Jay Rayner (20th July 2009)
The critic proclaims Conran’s new “stylish French Brasserie” to be a veritable “slice of Paris”. His opinion about dining in a Conran restaurant – always a “crushing victory of style over content, at your expense” – has been overturned by the “French classical cooking” here, “correct in all its parts”. The design, a “celebration of Lutyens's clean, sturdy lines” and “waiters who seem genuinely pleased to see you” all add to the experience.
AA Gill (20th July 2009)
3/5 stars
Gill finds it fitting that Conran’s latest opening is within a Lutyens-designed building, on Fleet Street.
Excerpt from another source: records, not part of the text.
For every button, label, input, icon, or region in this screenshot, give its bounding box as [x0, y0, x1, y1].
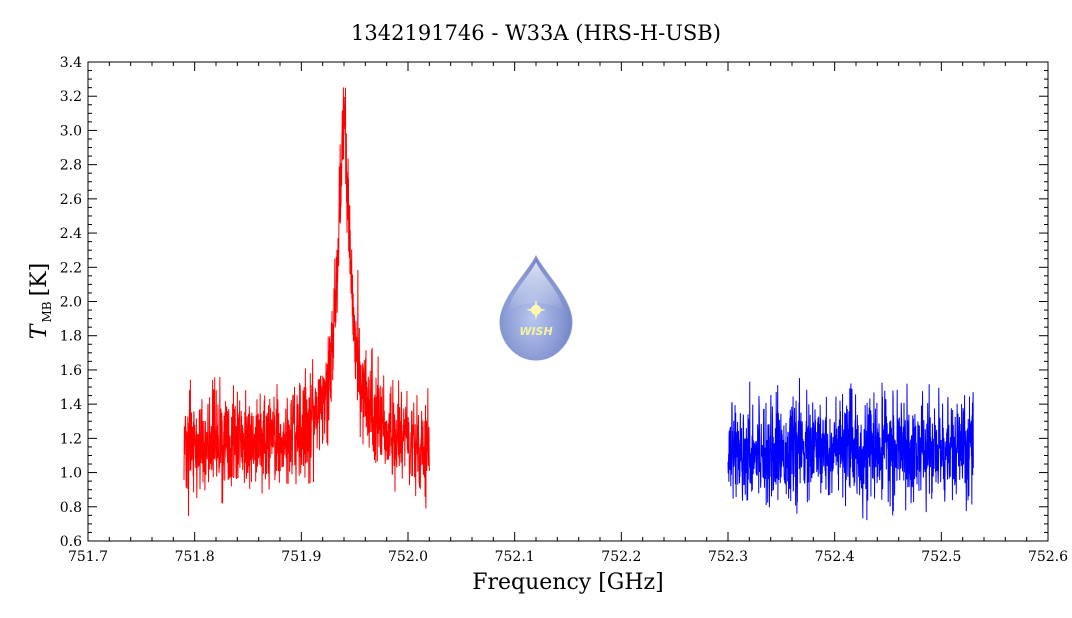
y-tick-label: 2.0 — [60, 295, 82, 311]
x-tick-label: 752.5 — [921, 549, 961, 565]
x-tick-label: 751.7 — [68, 549, 108, 565]
y-tick-label: 3.4 — [60, 55, 82, 71]
axis-tick-labels: 751.7 751.8 751.9 752.0 752.1 752.2 752.3 752.4… — [60, 55, 1068, 565]
y-tick-label: 1.2 — [60, 431, 82, 447]
y-tick-label: 1.4 — [60, 397, 82, 413]
x-tick-label: 752.4 — [815, 549, 855, 565]
series-line-0 — [183, 87, 430, 516]
svg-text:TMB[K]: TMB [K] — [27, 263, 54, 339]
x-tick-label: 752.0 — [388, 549, 428, 565]
x-tick-label: 752.2 — [601, 549, 641, 565]
y-tick-label: 1.6 — [60, 363, 82, 379]
logo-text: WISH — [519, 325, 552, 338]
x-tick-label: 752.1 — [495, 549, 535, 565]
y-tick-label: 2.4 — [60, 226, 82, 242]
y-tick-label: 3.0 — [60, 123, 82, 139]
y-tick-label: 1.0 — [60, 466, 82, 482]
y-tick-label: 2.2 — [60, 260, 82, 276]
x-tick-label: 752.6 — [1028, 549, 1068, 565]
star-icon — [526, 300, 546, 320]
y-tick-label: 3.2 — [60, 89, 82, 105]
y-axis-unit: [K] — [27, 263, 52, 297]
y-axis-subscript: MB — [40, 301, 54, 322]
axis-ticks — [87, 61, 1049, 542]
y-axis-title: TMB [K] — [27, 263, 54, 339]
chart-title: 1342191746 - W33A (HRS-H-USB) — [351, 21, 721, 45]
y-tick-label: 0.6 — [60, 534, 82, 550]
series-group — [183, 87, 974, 521]
y-axis-symbol: T — [27, 322, 52, 339]
x-axis-title: Frequency [GHz] — [472, 570, 664, 595]
y-tick-label: 2.6 — [60, 192, 82, 208]
y-tick-label: 1.8 — [60, 329, 82, 345]
x-tick-label: 752.3 — [708, 549, 748, 565]
x-tick-label: 751.9 — [281, 549, 321, 565]
x-tick-label: 751.8 — [175, 549, 215, 565]
series-line-1 — [727, 378, 974, 521]
wish-logo-icon: WISH — [499, 254, 573, 361]
y-tick-label: 2.8 — [60, 158, 82, 174]
y-tick-label: 0.8 — [60, 500, 82, 516]
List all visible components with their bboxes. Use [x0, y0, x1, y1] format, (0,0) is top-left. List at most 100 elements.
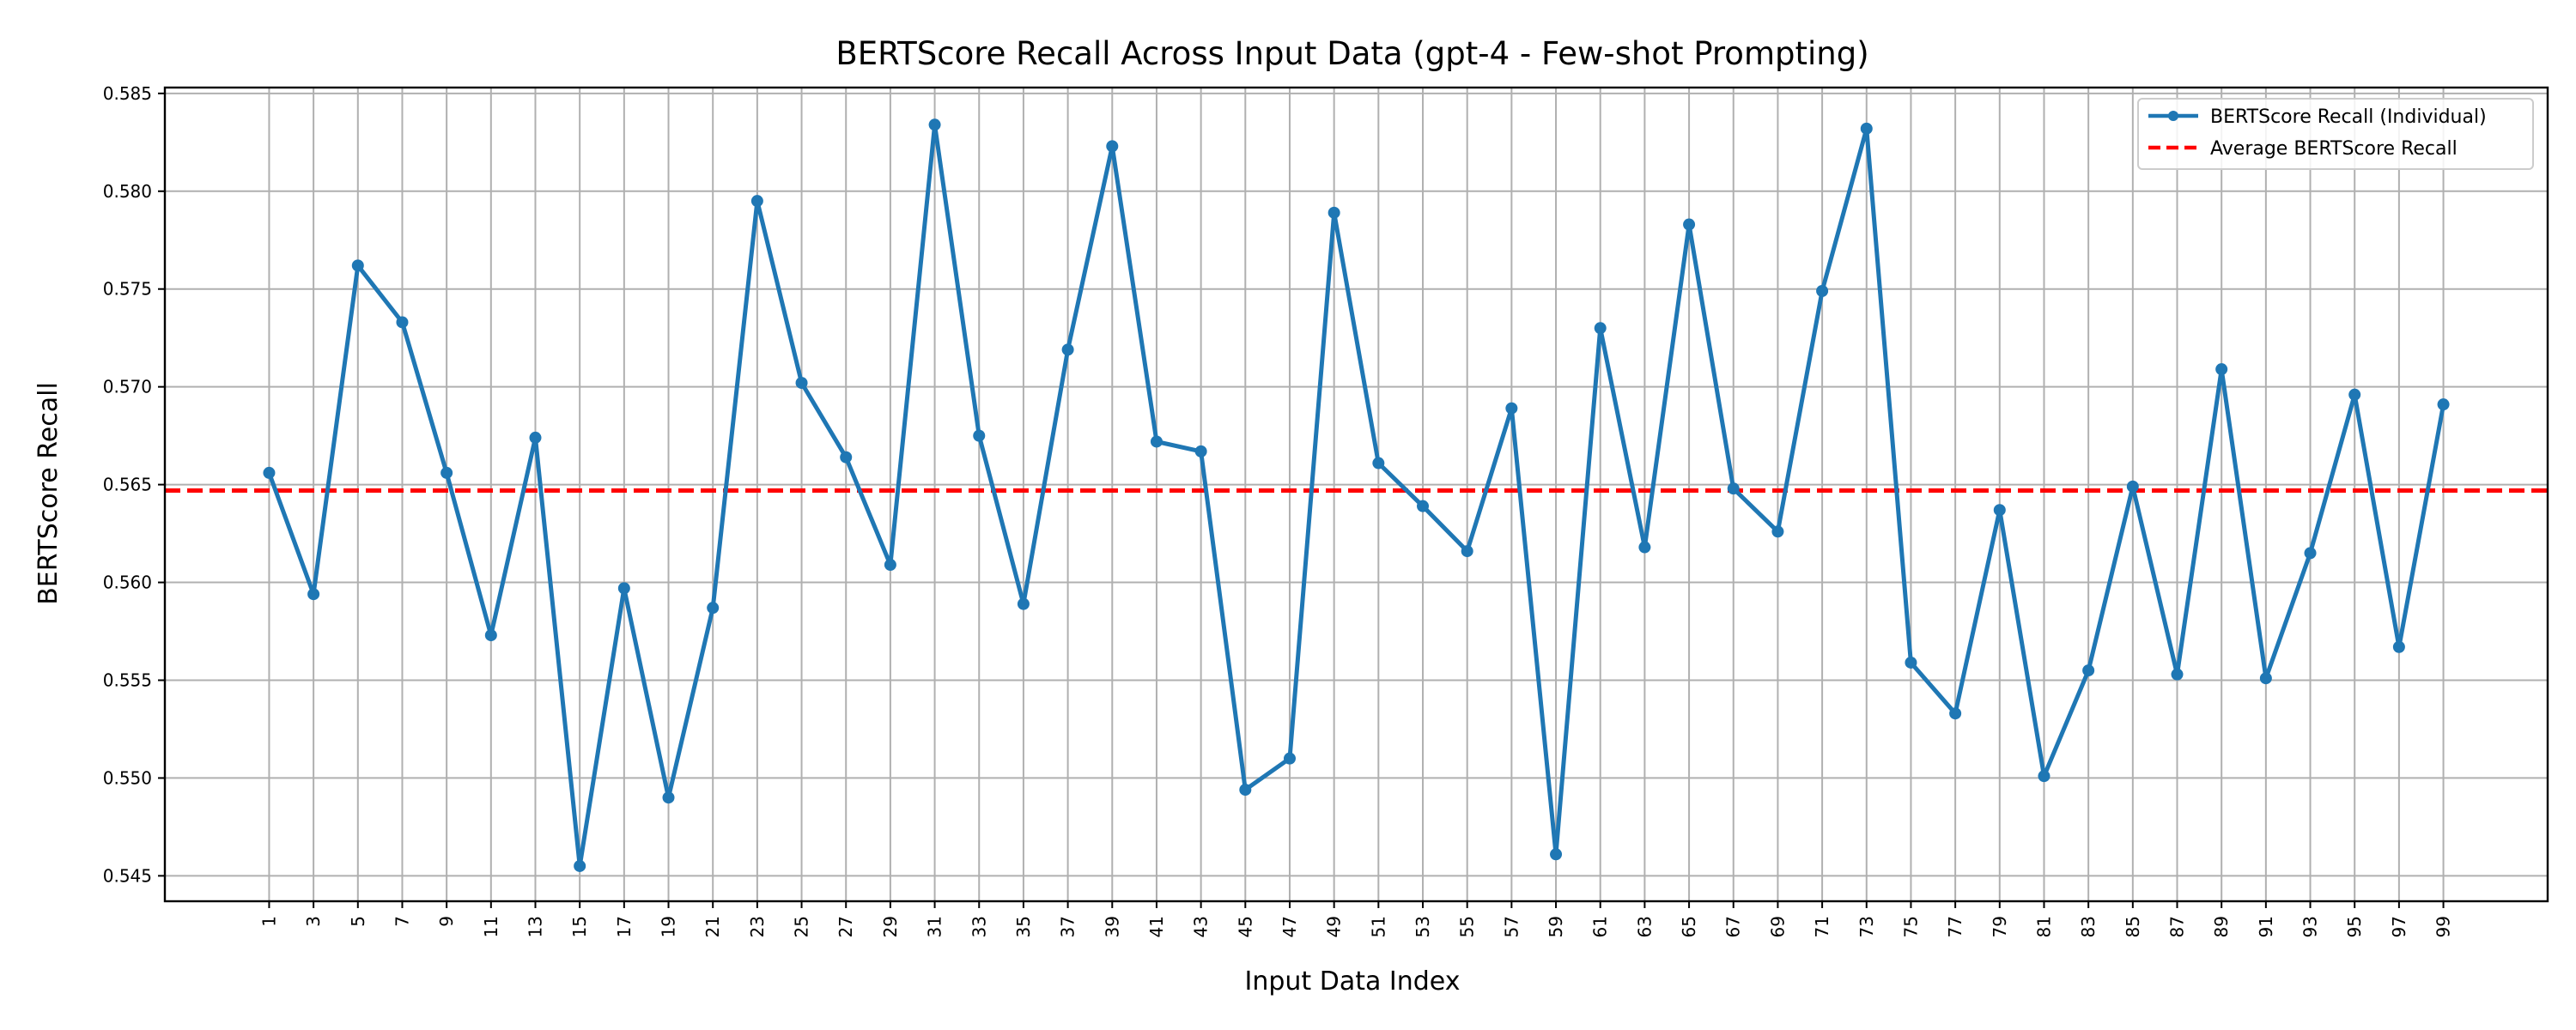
data-point [2392, 640, 2405, 653]
x-tick-label: 21 [702, 916, 723, 937]
y-axis-title: BERTScore Recall [33, 382, 64, 605]
data-point [1061, 343, 1074, 356]
data-point [1594, 322, 1607, 335]
x-tick-label: 9 [436, 916, 457, 927]
x-tick-label: 75 [1900, 916, 1921, 937]
x-tick-label: 13 [525, 916, 545, 937]
data-point [2259, 672, 2272, 685]
data-point [307, 588, 320, 601]
x-tick-label: 85 [2123, 916, 2143, 937]
data-point [2304, 547, 2317, 560]
x-tick-label: 47 [1279, 916, 1300, 937]
x-tick-label: 81 [2033, 916, 2054, 937]
x-tick-label: 93 [2300, 916, 2321, 937]
y-tick-label: 0.545 [103, 865, 152, 886]
data-point [2215, 363, 2228, 376]
series-line-individual [267, 122, 2446, 869]
data-point [440, 466, 453, 479]
y-tick-label: 0.575 [103, 279, 152, 300]
data-point [1727, 482, 1740, 495]
data-point [928, 118, 941, 131]
y-tick-label: 0.585 [103, 83, 152, 104]
data-point [351, 259, 364, 272]
x-tick-label: 89 [2211, 916, 2232, 937]
x-tick-label: 41 [1146, 916, 1167, 937]
x-tick-label: 91 [2256, 916, 2276, 937]
x-tick-label: 33 [969, 916, 989, 937]
x-tick-label: 55 [1457, 916, 1478, 937]
x-tick-label: 15 [569, 916, 590, 937]
x-tick-label: 71 [1812, 916, 1832, 937]
x-tick-label: 63 [1634, 916, 1655, 937]
x-tick-label: 39 [1102, 916, 1122, 937]
data-point [707, 602, 720, 615]
x-tick-label: 1 [258, 916, 279, 927]
x-tick-label: 49 [1324, 916, 1345, 937]
x-tick-label: 59 [1546, 916, 1566, 937]
data-point [1993, 504, 2006, 517]
x-tick-label: 3 [303, 916, 324, 927]
data-point [1638, 541, 1651, 554]
x-tick-label: 73 [1856, 916, 1877, 937]
x-tick-label: 35 [1013, 916, 1034, 937]
legend-label-individual: BERTScore Recall (Individual) [2210, 106, 2487, 128]
x-tick-label: 51 [1368, 916, 1388, 937]
legend-label-average: Average BERTScore Recall [2210, 138, 2458, 160]
y-tick-label: 0.570 [103, 377, 152, 397]
data-point [1505, 402, 1518, 415]
data-point [263, 466, 276, 479]
plot-frame [163, 86, 2549, 903]
data-point [617, 582, 630, 595]
x-tick-label: 65 [1679, 916, 1699, 937]
x-tick-label: 53 [1413, 916, 1433, 937]
data-point [1417, 500, 1430, 512]
x-tick-label: 57 [1501, 916, 1522, 937]
y-tick-label: 0.555 [103, 670, 152, 690]
data-point [1905, 656, 1917, 669]
data-point [1372, 457, 1385, 470]
x-tick-label: 25 [792, 916, 812, 937]
data-point [1017, 597, 1030, 610]
data-point [396, 316, 409, 329]
data-point [1194, 445, 1207, 457]
data-point [1816, 285, 1829, 297]
x-tick-label: 45 [1235, 916, 1255, 937]
x-tick-label: 87 [2167, 916, 2188, 937]
data-point [2348, 388, 2361, 401]
x-tick-label: 23 [747, 916, 768, 937]
y-tick-label: 0.550 [103, 767, 152, 788]
legend-marker-individual [2168, 111, 2178, 121]
x-tick-label: 69 [1767, 916, 1788, 937]
data-point [484, 629, 497, 642]
y-tick-label: 0.560 [103, 573, 152, 593]
y-tick-label: 0.580 [103, 181, 152, 202]
data-point [2038, 770, 2050, 783]
data-point [1327, 206, 1340, 219]
data-point [1683, 218, 1696, 231]
x-tick-label: 43 [1191, 916, 1212, 937]
data-point [529, 431, 542, 444]
x-tick-label: 31 [925, 916, 945, 937]
data-point [1771, 525, 1784, 538]
x-tick-label: 79 [1990, 916, 2010, 937]
data-point [574, 859, 586, 872]
x-tick-label: 99 [2433, 916, 2454, 937]
x-tick-label: 67 [1723, 916, 1744, 937]
data-point [1949, 707, 1962, 720]
data-point [2437, 398, 2450, 411]
x-tick-label: 97 [2389, 916, 2409, 937]
data-point [2171, 668, 2184, 681]
x-axis-ticks: 1 3 5 7 9 11 13 15 17 19 21 23 25 27 29 31 33 35 37 39 41 43 4… [258, 901, 2454, 937]
x-tick-label: 77 [1945, 916, 1965, 937]
data-point [1106, 140, 1119, 153]
y-axis-ticks: 0.545 0.550 0.555 0.560 0.565 0.570 0.575 0.580… [103, 83, 165, 886]
x-tick-label: 37 [1058, 916, 1078, 937]
data-point [750, 195, 763, 208]
data-points [263, 118, 2450, 872]
x-tick-label: 29 [880, 916, 901, 937]
x-tick-label: 95 [2344, 916, 2365, 937]
x-tick-label: 17 [614, 916, 635, 937]
data-point [2126, 480, 2139, 493]
data-point [1550, 848, 1563, 861]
He considers both “defining designers of their time”, who are both at their best “when being popular and simple”. The restaurant fits this mould; the interior is “cool and functional, with... comfortable aesthetic austerity”. On the food front, “[t]he menu is good, if a little conservative”, which seems well suited to the other diners, “all City businessmen, enjoying a classic Conran experience.”
Guy Dimond (17th July 2009)
4/5 stars
“What Lutyens lacks... is the surprise factor”, opines the critic of Sir Terence Conran’s latest venture, in Fleet Street. “[I]t’s a formula restaurant” – but a formula which seems to appeal. The building, designed by Sir Edwin Lutyens, is a “classically proportioned beauty that works well with the Conran look”. His meal is a “homage to repasts past”, of “classical French dishes, with a few nods to [head chef David] Burke’s Irish heritage”, that are “beautifully made”.
Feargus O’Sullivan (8th July 2009)
Conran’s new Fleet Street “gastrodome” “aims to be a one-stop shop for everything from a glass of wine to a three-course blow-out”, with its bar, restaurant and cellar. The critic admires the “deco-influenced space” and the “obliging staff”, but wishes the “Anglo-French brasserie dishes” were “more generous” and “cheaper”. Overall though, he thinks the place succeeds in creating a “seamless mix of drinking, nibbling and dining”.
Fay Maschler (3rd July 2009)
3/5 stars
Sir Terence Conran – that “staunch champion of brasserie style, dress and manners” – has created a new Bibendum, on Fleet Street, says the doyenne of critics (who has the advantage of having ‘been there’, over 20 years ago, when Conran’s first grand restaurant was launched). This “formulaic” joint has all the “[t]he sine qua non of a Conran restaurant”, including “detail in the design [that] gladdens the eye”, and food that’s “competent but prosaic.”